21g

そういえば高校生の頃、「人が死ぬときに少しだけ重さが軽くなる」なんていう小話を帰りのバスで聞いた。

その時はあまりよく考えずに微妙なる違和感と供に、

  1. 人体からは水分が失われ続けるし腐敗すればガスが出るが、ちゃんと人体は密封用機に詰めて十分な制度の計測器で測定したのか?
  2. 死の定義は曖昧だけど、軽くなるのはどの瞬間?自発的呼吸の停止?脳死の瞬間?三徴候が見られたら?それとも人体を構成していた細胞が一つでも生きていたら、例えば摘出した癌細胞が1個でも培地で生きている状況はある視点においては生きているけどOK?


程度の軽い突っ込みをしたくらいで、考慮に値すべき確立された実験ストーリーとしての体裁を整えるに至っているという判断には至らなかった。その頃は丁度、脳死を人の死として認めるかの論争がホットで、仮に軽量化現象の存在を認めたとしてもそれが死を直接指定するものではなく、新しく付け加わった徴候の一つとして死の判定基準をさらに複雑で面倒なものにするに過ぎないというのもあった。死の徴候の順番によるが、心肺機能が人工的なシステムで保持されピンク色の肌が保たれている場合、軽量化徴候が見られれば「死」を判定して治療を打ち切ってしまう設定は社会的に適切なのかという脳死同様の議論は当然付与される。軽量化を他の徴候に対して優先権を与える根拠は不明で、魂云々語る以前の問題だ。

さらに今付け加えるなら

  1. 言っている人によって数値が違いすぎ。誤差範囲も不明であり、安定して有意な差が確認されない。
  2. リファレンスが無い。語られるのは常にソース不明の伝聞でしかない。
  3. 生物と無生物の境界は曖昧。人のみに限られるのか。生物個体による違い、あるいは成立する領域が実験的に明確に語られていない。
  4. タンクに大量の微生物を詰めて滅菌と培養を繰り返したら永久機関が作れるのか?
  5. その質量差分が仮に魂云々だったとして、それが宇宙あるいは地表近傍に占める質量割合は?重力は?
  6. いくつかの精密重力実験や、化学実験の精密測定に対してconsistent?
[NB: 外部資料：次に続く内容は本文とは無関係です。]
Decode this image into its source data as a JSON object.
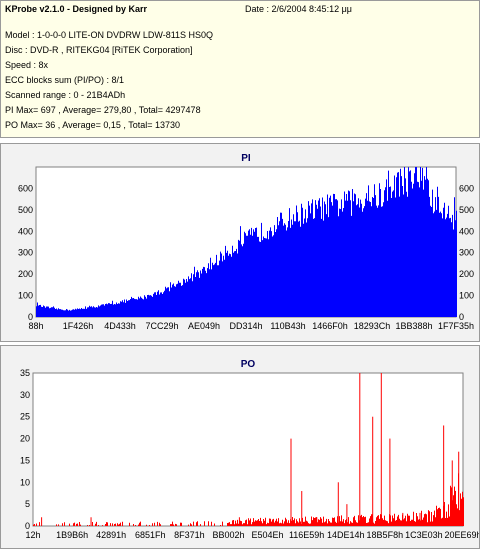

などなど軽く考えただけでも、枚挙に暇ない。なにか微妙な現象を「ある」と主張するのは結構骨の折れる作業で、ある程度信頼できる結果として打ち立てるには、想定される多くの突っ込みや疑念に丁寧に答える義務がある。議論が閉じているか、ちゃんとストーリーとして筋が通っているか、その存在を主張するにあたり衝突する現象は存在しないか、引用される数値や図表はすべてオーソライズドされるものか。それらの疑念や要請に答え説得力を持った成果と報告を作るのはとても疲れる作業ではあるが、そのプロセスこそが新しい"リアル"を確立する行為であり研究の醍醐味でもある。

それに比べれば結果として得られた知見自体などゴミくずにすぎんよ。